Вот на другой день, еще черти в кулачки не бились, Иван, купецкий сын, встал, умылся, богу помолился и, оставя связку с товарами в доме у старосты, взял только свой аршин и пошел к лесу. Близко ли, далеко ли, долго ли, коротко ли ходил он — мы не станем переливать из пустого в порожнее: скажем только, что все крестьяне не пошли в тот день на работу, а сошлись на площади перед церковью, молились богу за Ивана и за то, чтоб он одолел медведя Костолома, и забыли о еде и питье. Щи выкипели в горшках у баб, каша перепарилась, и хлебы в печи пригорели, а никто и не думал идти обедать. Ждать-пождать — Ивана нет как нет! Вот и солнышко пошло на закат; все крестьяне, осмелясь, вышли из деревни, стали около огородов и не сводя глаз смотрели к лесу; жалели о купецком сыне, думали, что он на беду свою расхрабрился; а красные девушки и вздыхали тайком в кумачные рукава свои — не ведаю, об Иване или о медвежьей шкуре: не время было тогда выпытывать. Вдруг послышался из лесу такой страшный рев, что у всех от него головы пошли ходенем. Смотрят — из лесу бежит большой-пребольшой черный медведь, а на нем сидит верхом Иван, купецкий сын, держит медведя руками за уши и толкает под бока каблуками, которые подбиты были тяжелыми железными подковами; аршин Иванов висит у него за поясом и от медвежьей рыси болтается да тоже постукивает по медведю. Спустя малое время медведь с седоком своим прибежал прямо к деревне и упал замертво у самого того места, где собрались крестьяне. Иван, купецкий сын, успел соскочить вовремя, схватил свой аршин и единым махом раскроил череп медведю. «Вот вам, добрые люди, живите да радуйтесь, — молвил купецкий сын крестьянам, — видите ли, у вашего Костолома теперь и у самого кости переломаны». После того зашел он к старосте, выпил чару-другую зелена вина, наелся чем бог послал, сказал спасибо хозяину и, вскинув связку за плеча, пожелал всему сельскому миру всего доброго. «Чем же мы тебе поплатимся за твою послугу?» — спрашивали крестьяне. «Добрым словом да вашими молитвами», — отвечал Иван, купецкий сын. «А шкура-то медвежья? Ведь она твоя!» — взговорили ему крестьяне. «Пусть она при вас останется: берегите ее у себя в деревне да вспоминайте про Ивана, купецкого сына!» За сим поклон — и был таков.

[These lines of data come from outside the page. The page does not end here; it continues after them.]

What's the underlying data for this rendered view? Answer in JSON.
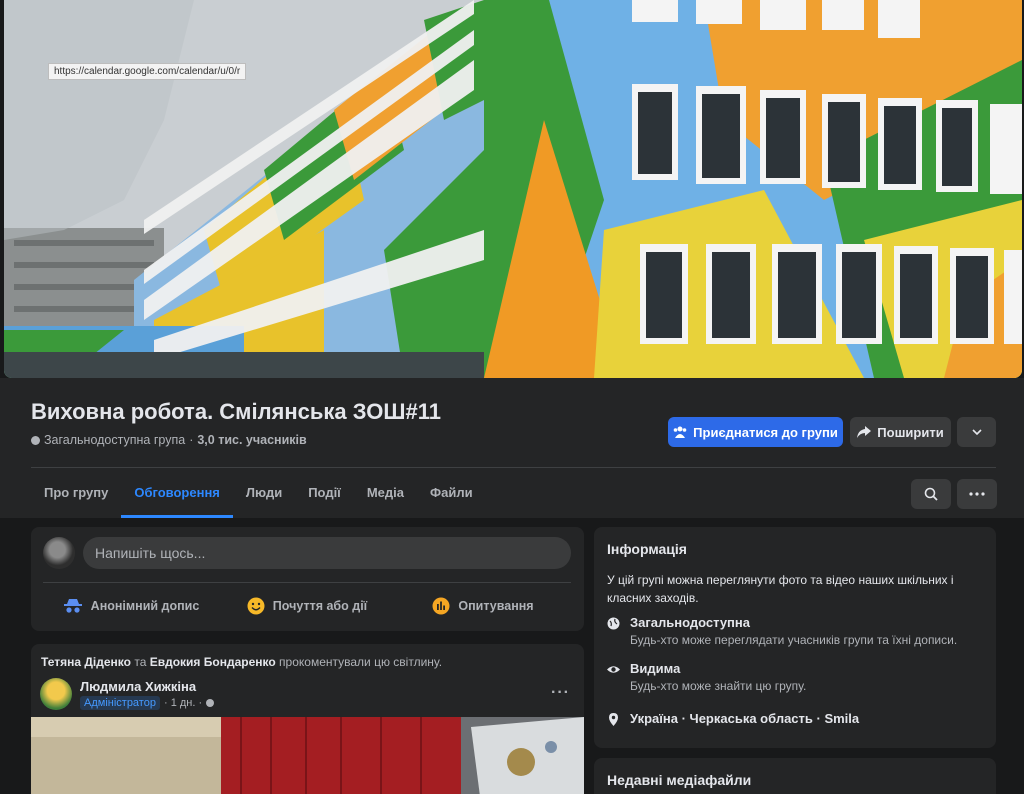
{
  "cover": {
    "tooltip_url": "https://calendar.google.com/calendar/u/0/r"
  },
  "group": {
    "title": "Виховна робота. Смілянська ЗОШ#11",
    "privacy": "Загальнодоступна група",
    "separator": "·",
    "members": "3,0 тис. учасників"
  },
  "actions": {
    "join": "Приєднатися до групи",
    "share": "Поширити"
  },
  "tabs": [
    {
      "label": "Про групу"
    },
    {
      "label": "Обговорення"
    },
    {
      "label": "Люди"
    },
    {
      "label": "Події"
    },
    {
      "label": "Медіа"
    },
    {
      "label": "Файли"
    }
  ],
  "composer": {
    "placeholder": "Напишіть щось...",
    "anon": "Анонімний допис",
    "feeling": "Почуття або дії",
    "poll": "Опитування"
  },
  "post": {
    "actor1": "Тетяна Діденко",
    "conj": "та",
    "actor2": "Евдокия Бондаренко",
    "action": "прокоментували цю світлину.",
    "author": "Людмила Хижкіна",
    "role": "Адміністратор",
    "time": "· 1 дн. ·"
  },
  "info": {
    "title": "Інформація",
    "description": "У цій групі можна переглянути фото та відео наших шкільних і класних заходів.",
    "public_title": "Загальнодоступна",
    "public_sub": "Будь-хто може переглядати учасників групи та їхні дописи.",
    "visible_title": "Видима",
    "visible_sub": "Будь-хто може знайти цю групу.",
    "location": "Україна · Черкаська область · Smila"
  },
  "recent": {
    "title": "Недавні медіафайли"
  },
  "colors": {
    "accent": "#2d88ff",
    "join_button": "#2d6ae8",
    "background": "#18191a",
    "card": "#242526"
  }
}
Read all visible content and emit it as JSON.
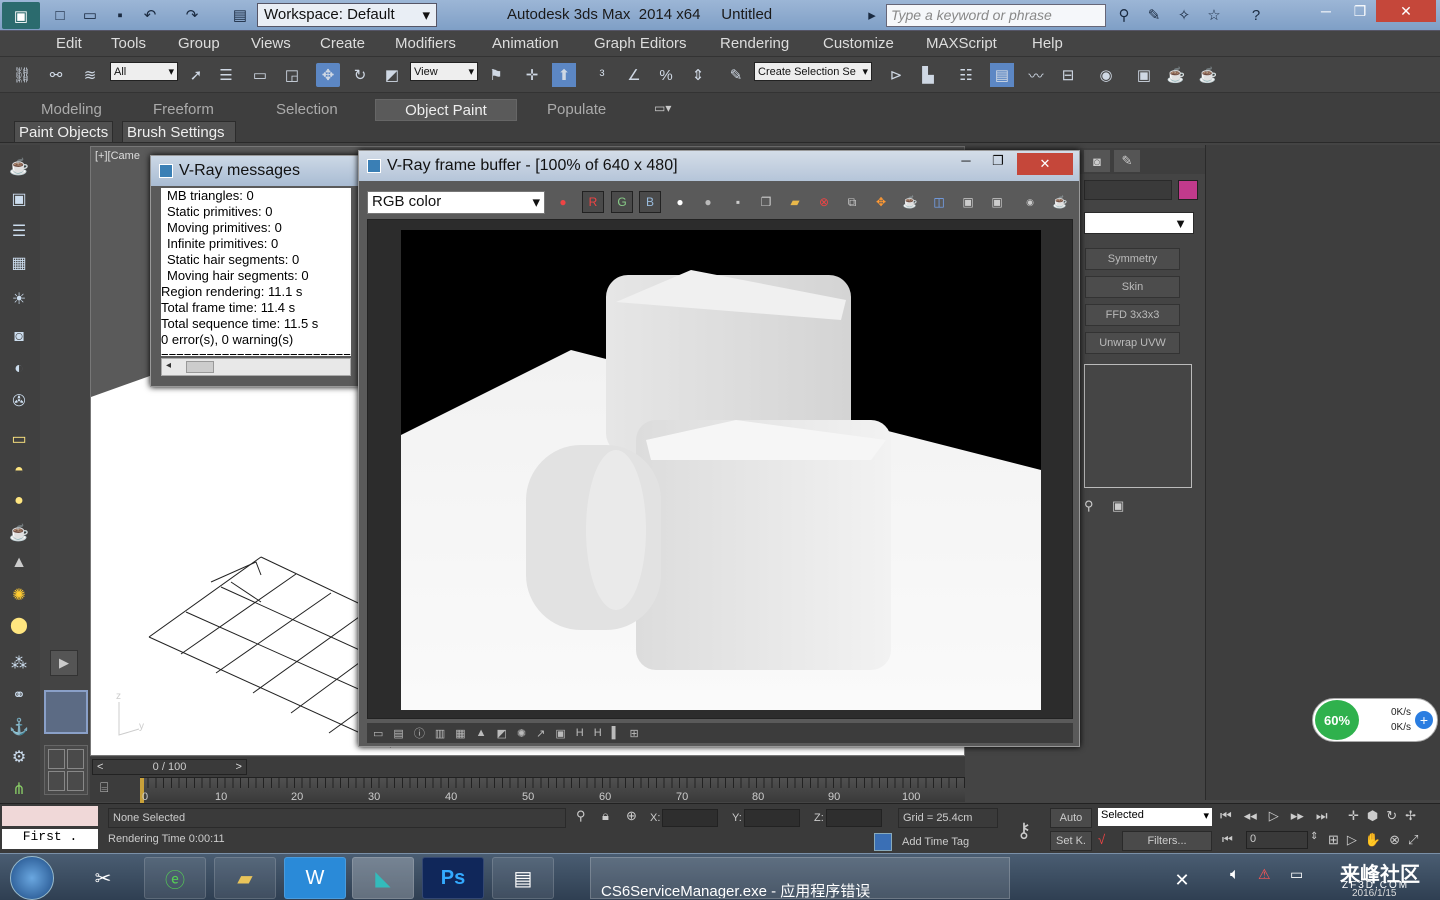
{
  "titlebar": {
    "workspace": "Workspace: Default",
    "app_title": "Autodesk 3ds Max  2014 x64     Untitled",
    "search_placeholder": "Type a keyword or phrase"
  },
  "menu": [
    "Edit",
    "Tools",
    "Group",
    "Views",
    "Create",
    "Modifiers",
    "Animation",
    "Graph Editors",
    "Rendering",
    "Customize",
    "MAXScript",
    "Help"
  ],
  "toolbar": {
    "selection_filter": "All",
    "ref_coord": "View",
    "named_selection": "Create Selection Se"
  },
  "ribbon": {
    "tabs": [
      "Modeling",
      "Freeform",
      "Selection",
      "Object Paint",
      "Populate"
    ],
    "active_tab": "Object Paint",
    "subtabs": [
      "Paint Objects",
      "Brush Settings"
    ]
  },
  "viewport": {
    "label": "[+][Came"
  },
  "vray_messages": {
    "title": "V-Ray messages",
    "lines": [
      "MB triangles: 0",
      "Static primitives: 0",
      "Moving primitives: 0",
      "Infinite primitives: 0",
      "Static hair segments: 0",
      "Moving hair segments: 0",
      "Region rendering: 11.1 s",
      "Total frame time: 11.4 s",
      "Total sequence time: 11.5 s",
      "0 error(s), 0 warning(s)",
      "============================"
    ]
  },
  "frame_buffer": {
    "title": "V-Ray frame buffer - [100% of 640 x 480]",
    "channel": "RGB color",
    "r": "R",
    "g": "G",
    "b": "B"
  },
  "modifiers": [
    "Symmetry",
    "Skin",
    "FFD 3x3x3",
    "Unwrap UVW"
  ],
  "timeline": {
    "frame_counter": "0 / 100",
    "ticks": [
      "0",
      "10",
      "20",
      "30",
      "40",
      "50",
      "60",
      "70",
      "80",
      "90",
      "100"
    ]
  },
  "status": {
    "selection": "None Selected",
    "render_time": "Rendering Time  0:00:11",
    "x_label": "X:",
    "y_label": "Y:",
    "z_label": "Z:",
    "grid": "Grid = 25.4cm",
    "add_time_tag": "Add Time Tag",
    "auto": "Auto",
    "set_key": "Set K.",
    "key_filter": "Selected",
    "filters": "Filters...",
    "frame": "0",
    "maxscript_text": "First ."
  },
  "network": {
    "percent": "60%",
    "up": "0K/s",
    "down": "0K/s"
  },
  "taskbar": {
    "error_window": "CS6ServiceManager.exe - 应用程序错误",
    "watermark": "来峰社区",
    "watermark_sub": "ZF3D.COM",
    "date": "2016/1/15"
  }
}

Крестьяне пировали три дня и три ночи по уходе Ивана, купецкого сына, на радостях о своей избаве от медведя Костолома. И я там был, мед-пиво пил: по усам текло, а в рот не попало… А к этой сказке вместо присловья любезной нашей имениннице желаю доброго здоровья: дай бы ей бог жить да поживать, худа не знать, а добро наживать да пиры пировать!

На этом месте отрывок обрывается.